母国のアメリカ・フロリダ州で初めて酒蔵を造ったハイダー・ヘッシュンさん(35)が、日本酒造りの国際最高資格「マスター・オブ・酒」の取得を目指し、創業175年の老舗酒造会社、西山酒造場(兵庫県丹波市市島町中竹田)で研修している。蔵人と共に日夜、洗米やこうじ造り、米と水、こうじを混ぜる作業などに励んでいる。今月末に修了予定。
同研修は、世界中で日本酒の教育、普及に取り組む「酒ソムリエ協会」の主催。醸造所に2カ月間滞在し、酒造りを実践的に学ぶ。
同酒造場が、同研修生を受け入れるのは昨年に続き2人目。2014年から同協会と連携し、今回の研修とは別の、日本酒造りを学ぶ「酒ソムリエ上級コース」の研修生も受け入れている。

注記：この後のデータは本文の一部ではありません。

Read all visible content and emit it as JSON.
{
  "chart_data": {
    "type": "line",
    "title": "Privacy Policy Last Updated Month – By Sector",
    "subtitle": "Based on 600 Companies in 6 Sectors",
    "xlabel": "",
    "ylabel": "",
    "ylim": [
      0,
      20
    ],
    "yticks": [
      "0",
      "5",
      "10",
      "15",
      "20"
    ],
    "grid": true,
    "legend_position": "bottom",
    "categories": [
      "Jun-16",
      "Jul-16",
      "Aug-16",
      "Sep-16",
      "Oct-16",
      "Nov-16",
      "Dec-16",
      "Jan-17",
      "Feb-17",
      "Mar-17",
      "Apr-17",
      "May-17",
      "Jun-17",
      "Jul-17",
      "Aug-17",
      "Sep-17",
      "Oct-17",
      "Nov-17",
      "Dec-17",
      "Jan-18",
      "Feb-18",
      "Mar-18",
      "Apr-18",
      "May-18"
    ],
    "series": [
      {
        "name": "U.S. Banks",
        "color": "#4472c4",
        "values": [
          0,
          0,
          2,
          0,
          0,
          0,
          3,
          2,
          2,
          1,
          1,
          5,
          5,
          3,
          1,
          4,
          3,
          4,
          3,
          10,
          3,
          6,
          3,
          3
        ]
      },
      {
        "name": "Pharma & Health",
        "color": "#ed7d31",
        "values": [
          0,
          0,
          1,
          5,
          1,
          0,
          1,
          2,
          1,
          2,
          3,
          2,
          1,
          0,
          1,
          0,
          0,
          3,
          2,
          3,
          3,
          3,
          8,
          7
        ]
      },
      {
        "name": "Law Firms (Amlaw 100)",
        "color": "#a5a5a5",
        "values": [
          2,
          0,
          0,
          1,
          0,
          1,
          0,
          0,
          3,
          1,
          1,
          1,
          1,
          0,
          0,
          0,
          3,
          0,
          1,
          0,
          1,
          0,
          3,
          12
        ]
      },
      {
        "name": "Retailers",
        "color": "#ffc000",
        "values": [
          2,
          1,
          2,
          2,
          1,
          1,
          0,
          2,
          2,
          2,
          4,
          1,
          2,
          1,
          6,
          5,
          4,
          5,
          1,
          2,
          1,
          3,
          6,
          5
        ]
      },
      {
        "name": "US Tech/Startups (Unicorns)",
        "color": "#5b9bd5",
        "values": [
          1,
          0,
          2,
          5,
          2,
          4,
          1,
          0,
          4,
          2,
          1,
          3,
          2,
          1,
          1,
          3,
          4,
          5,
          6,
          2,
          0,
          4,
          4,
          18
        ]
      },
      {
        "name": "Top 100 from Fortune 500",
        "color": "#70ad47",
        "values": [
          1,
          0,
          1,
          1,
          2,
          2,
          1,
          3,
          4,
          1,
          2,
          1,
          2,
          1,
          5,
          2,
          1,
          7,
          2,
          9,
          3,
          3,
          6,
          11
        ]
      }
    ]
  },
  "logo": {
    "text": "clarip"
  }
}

ヘッシュンさんは2020年に妻と一緒に酒蔵を立ち上げた。「労力を注いだ分だけ美しく、繊細な酒ができる」と酒造りの魅力を語る。西山酒造場に対しては「手作業による昔ながらの醸造を行っている。全ての部署に男女の従業員がいて、包容力がある。歴史があり、先進的」との印象を抱く。
醸造について日本語で書かれた「厚さ3センチほど」の膨大な論文を英訳するほど研究熱心という。「面白いことに、丹波とマイアミの気候は似ている。マイアミに戻ってもこうじを自分で造り、日本酒の製造、販売を広げたい」と夢を描く。